The answer from jani@php.net leaves too much to desire. Seems like jani was "washing their hands" and leaving the problem to anyone else.
 [2012-11-03 13:45 UTC] aminviral2006 at gmail dot com
Hi,
I just encountered with this problem.
my session was like $_SESSION[0]['someid']

and i changed it to $_SESSION['someid'][0]
now it works fine.

Hope this helps you
 [2013-07-30 02:05 UTC] aerosox at gmail dot com
Just to elaborate a little bit on why this didn't work for future readers. 
register_globals. PHP 5.4 has removed support for register_globals, so going 
forward you can in fact use numeric keys with $_SESSION. 

$_SESSION is a super global variable and they were treated "special" with 
register_globals.

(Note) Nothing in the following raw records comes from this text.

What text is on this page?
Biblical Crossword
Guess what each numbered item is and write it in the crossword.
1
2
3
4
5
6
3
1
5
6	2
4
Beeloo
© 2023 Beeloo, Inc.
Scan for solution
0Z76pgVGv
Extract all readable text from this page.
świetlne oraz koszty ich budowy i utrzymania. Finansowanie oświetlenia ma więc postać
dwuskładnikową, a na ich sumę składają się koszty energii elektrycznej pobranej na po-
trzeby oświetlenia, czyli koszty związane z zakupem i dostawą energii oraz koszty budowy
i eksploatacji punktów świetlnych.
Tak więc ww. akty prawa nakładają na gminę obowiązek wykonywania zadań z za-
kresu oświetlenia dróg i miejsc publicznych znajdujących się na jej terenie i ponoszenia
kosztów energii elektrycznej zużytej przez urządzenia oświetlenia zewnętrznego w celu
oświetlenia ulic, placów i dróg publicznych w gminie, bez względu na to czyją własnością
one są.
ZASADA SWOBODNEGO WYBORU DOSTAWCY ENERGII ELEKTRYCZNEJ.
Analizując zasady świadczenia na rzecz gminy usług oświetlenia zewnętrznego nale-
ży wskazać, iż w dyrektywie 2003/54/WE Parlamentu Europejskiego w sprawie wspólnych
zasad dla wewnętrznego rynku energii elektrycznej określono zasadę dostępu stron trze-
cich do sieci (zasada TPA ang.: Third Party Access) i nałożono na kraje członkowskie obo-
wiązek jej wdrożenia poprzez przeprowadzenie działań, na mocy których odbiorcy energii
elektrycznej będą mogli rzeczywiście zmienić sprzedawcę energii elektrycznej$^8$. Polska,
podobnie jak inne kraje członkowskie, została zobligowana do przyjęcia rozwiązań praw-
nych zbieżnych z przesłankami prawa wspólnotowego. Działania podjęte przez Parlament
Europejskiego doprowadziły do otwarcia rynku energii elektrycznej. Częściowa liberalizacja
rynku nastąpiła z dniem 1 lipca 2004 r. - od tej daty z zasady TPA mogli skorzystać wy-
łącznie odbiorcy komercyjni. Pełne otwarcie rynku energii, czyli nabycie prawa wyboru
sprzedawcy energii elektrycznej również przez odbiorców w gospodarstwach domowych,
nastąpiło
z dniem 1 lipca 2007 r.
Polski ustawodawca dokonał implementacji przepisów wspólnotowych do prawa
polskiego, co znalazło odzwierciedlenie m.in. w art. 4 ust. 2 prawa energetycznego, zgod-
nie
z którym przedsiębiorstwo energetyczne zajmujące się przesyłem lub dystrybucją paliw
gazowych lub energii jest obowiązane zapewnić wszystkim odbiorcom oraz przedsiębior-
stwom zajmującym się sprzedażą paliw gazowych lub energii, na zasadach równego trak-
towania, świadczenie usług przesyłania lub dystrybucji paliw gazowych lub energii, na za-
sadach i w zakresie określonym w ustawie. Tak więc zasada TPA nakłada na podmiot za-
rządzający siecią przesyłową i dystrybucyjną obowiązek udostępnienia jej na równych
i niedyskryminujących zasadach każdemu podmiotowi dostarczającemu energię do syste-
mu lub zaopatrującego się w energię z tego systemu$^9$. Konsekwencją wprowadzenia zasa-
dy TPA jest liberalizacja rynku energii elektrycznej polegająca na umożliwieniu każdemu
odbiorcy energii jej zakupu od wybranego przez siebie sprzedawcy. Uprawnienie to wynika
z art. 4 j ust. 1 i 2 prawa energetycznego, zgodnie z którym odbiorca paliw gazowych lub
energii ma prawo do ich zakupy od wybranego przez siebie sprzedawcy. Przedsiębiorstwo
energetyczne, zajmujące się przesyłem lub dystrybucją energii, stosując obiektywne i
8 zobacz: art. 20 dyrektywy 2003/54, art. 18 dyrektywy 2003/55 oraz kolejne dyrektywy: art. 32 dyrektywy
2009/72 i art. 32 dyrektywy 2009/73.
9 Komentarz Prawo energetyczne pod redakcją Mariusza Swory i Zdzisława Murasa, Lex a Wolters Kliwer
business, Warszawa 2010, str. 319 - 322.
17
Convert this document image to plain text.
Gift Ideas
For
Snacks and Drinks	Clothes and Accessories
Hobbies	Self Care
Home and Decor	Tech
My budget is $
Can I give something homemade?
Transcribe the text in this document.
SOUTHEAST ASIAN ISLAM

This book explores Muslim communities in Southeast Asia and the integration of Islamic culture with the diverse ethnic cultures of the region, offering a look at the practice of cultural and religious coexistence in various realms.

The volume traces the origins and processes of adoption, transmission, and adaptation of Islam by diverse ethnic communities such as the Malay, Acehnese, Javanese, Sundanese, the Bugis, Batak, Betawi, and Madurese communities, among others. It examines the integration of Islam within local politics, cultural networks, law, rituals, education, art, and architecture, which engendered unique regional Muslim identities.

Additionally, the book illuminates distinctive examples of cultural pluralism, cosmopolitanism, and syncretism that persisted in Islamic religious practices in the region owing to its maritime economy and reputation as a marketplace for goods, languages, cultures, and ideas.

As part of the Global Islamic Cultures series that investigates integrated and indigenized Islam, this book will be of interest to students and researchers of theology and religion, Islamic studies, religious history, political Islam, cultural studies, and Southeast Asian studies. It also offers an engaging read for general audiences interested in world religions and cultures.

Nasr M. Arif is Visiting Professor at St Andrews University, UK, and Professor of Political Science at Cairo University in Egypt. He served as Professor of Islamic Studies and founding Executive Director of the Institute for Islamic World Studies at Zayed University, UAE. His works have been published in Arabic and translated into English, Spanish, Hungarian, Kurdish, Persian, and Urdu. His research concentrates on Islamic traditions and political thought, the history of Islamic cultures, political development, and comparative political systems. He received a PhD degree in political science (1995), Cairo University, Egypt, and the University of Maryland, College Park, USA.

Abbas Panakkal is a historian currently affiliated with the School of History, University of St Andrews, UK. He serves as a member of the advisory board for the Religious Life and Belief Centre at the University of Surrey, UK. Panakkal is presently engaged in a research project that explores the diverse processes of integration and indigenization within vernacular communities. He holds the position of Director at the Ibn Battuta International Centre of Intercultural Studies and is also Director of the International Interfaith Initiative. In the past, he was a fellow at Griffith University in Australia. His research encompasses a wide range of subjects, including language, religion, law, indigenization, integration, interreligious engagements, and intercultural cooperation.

One of the things that makes a super global special is that it 
exists in all scopes without needing to use the 'global' keyword. With 
register_globals the other thing that made it special is that it creates 
variables for all of the child elements automatically... again in all scopes.

$_SESSION['username'] = 'Test';

The above would also set a variable $username = 'Test'; So if there was a 
$_SESSION[1] 
= 'Test'; It would attempt to set $1 = 'Test' which is not allowed. So when jani 
said it was not possible to change, what was meant was it was not possible to 
change without 6 years of planning to remove register_globals support.
 [2017-10-10 20:52 UTC] jhawkins at locutius dot com
Replies to this continue to miss the point... The bug is not that the functionality around $SESSION is a wrong. It is that the error message is unhelpful when a person trips over this.

NOTE: The issue also happens when using this:
  $_SESSION[] = 1;

Or this:
   $row = <function that returns array from PDO::FETCH_BOTH or PDO::FETCH_NUMERIC>;
    if (!empty($row)) {
      foreach ($row as $key => $val) {
        $_SESSION[$key] = $val;
      }
    }

Shouldn't the message be something like:
  NOTICE: Unknown: Skipping unsupported numeric key assignment in $SESSION array.

And if possible (though I gather it's not), seems it should indicate the offending line of code.